Sam later learned that another crime victim was robbed at gunpoint for her iPad on Friday (February 22)! That's two felonies in the same the course of an eight-day period.

Roughly a week earlier, a woman of 55 had gone to meet a friend for coffee at The Forks. She was alone, climbing the stairs of the observation deck with her iPad to take a photo of the ice where the Winnipeg Jets would hold an outdoor practice the next day.

Unfortunately, the victim in the iPad robbery would later learn that she was robbed with an air gun, yet, of course, she didn't realize that at the time. To her, though, the threat was life-threatening.

The next point is really important to emphasize: 

Few criminals bent on armed robbery, assault, forcible rape and even homicide rarely commit such dastardly acts when police are present, which is why ALL frequently visited and popular meeting places need redunant security deterrents.

Now, here's the interesting part: There were seemingly other witnesses to the armed robbery of the woman who had had her iPad stolen! Why did none of them come to the aid of the crime victim?

The short answer seems to be: Apathy.
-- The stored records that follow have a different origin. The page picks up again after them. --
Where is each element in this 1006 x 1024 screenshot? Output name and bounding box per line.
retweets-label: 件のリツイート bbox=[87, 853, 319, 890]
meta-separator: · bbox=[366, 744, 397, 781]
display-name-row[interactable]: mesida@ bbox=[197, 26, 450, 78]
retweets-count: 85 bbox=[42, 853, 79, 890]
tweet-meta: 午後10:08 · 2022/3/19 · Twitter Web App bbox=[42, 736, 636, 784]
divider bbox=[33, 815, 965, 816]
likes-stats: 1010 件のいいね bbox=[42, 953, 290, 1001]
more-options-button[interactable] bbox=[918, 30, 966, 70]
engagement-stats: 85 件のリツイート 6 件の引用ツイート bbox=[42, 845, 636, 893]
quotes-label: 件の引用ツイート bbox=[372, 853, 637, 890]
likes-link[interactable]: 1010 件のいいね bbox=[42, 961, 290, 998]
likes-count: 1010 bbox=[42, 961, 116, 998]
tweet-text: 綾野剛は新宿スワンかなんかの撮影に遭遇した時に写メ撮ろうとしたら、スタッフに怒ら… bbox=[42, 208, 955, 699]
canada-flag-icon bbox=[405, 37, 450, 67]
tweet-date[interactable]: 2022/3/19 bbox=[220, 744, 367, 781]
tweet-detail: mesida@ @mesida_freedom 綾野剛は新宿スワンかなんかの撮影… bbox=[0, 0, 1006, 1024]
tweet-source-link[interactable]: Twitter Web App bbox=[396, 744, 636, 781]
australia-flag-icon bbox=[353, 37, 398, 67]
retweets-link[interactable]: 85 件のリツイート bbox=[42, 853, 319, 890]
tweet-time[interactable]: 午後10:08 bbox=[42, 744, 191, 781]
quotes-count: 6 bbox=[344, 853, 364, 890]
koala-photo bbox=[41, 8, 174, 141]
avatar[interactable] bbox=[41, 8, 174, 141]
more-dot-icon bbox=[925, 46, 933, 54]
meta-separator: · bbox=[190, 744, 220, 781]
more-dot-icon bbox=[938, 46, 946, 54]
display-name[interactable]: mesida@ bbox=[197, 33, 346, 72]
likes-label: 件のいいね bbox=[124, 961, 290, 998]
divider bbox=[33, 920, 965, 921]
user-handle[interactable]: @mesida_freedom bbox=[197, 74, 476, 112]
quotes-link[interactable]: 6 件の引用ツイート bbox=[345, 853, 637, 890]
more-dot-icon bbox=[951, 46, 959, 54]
Fear...and the majority of urban Canadians not being familiar with firearms, or a combination of all three. 

As a retired federal agent, I raised my two daughters from the time they were little to be able to protect themselves, emphasizing that criminals never expect victims to resist, which is a weakness for them. So please use such weakness.

Interestingly, the only person the husband of the crime victim could find at The Forks on February 22 was the monitor of a bank of surveillance camera monitors staring blindly into them.
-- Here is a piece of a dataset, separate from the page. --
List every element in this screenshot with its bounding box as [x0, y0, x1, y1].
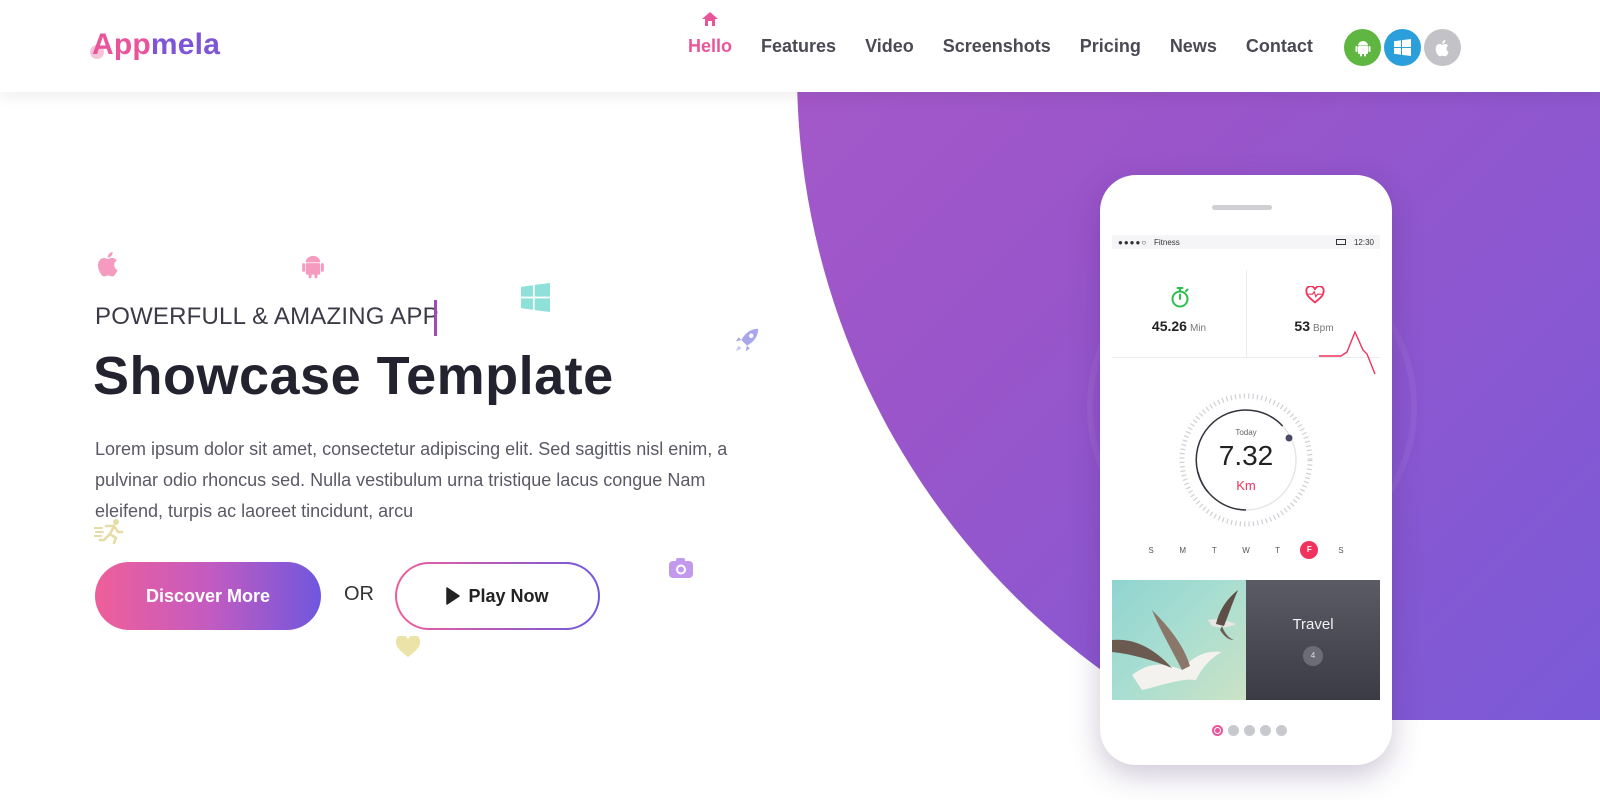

No provincial police officer assigned to keep citizens safe. No emergency call boxes. No park ranger. Nothing!

All governments should anticipate foreseeable criminal events. Those that don't deprive citizens of their freedom and having choices to enjoy life to the fullest.

If The Forks doe not act proactively and promptly, its 4 million visitors each year will soon decline.

So...a provincial police officer obviously was not assigned at The Forks to prevent two felonies in the course of a week. As for the bank of security monitors monitored by a youngster, zero deterrence apparently.

One last thought. Given two armed robberies in a week, it may be appropriate for the management of The Forks to fund a significant poll of visitors to determine just how much crime is actually occurring there. My guess is that the results will be surprisingly...illuminating.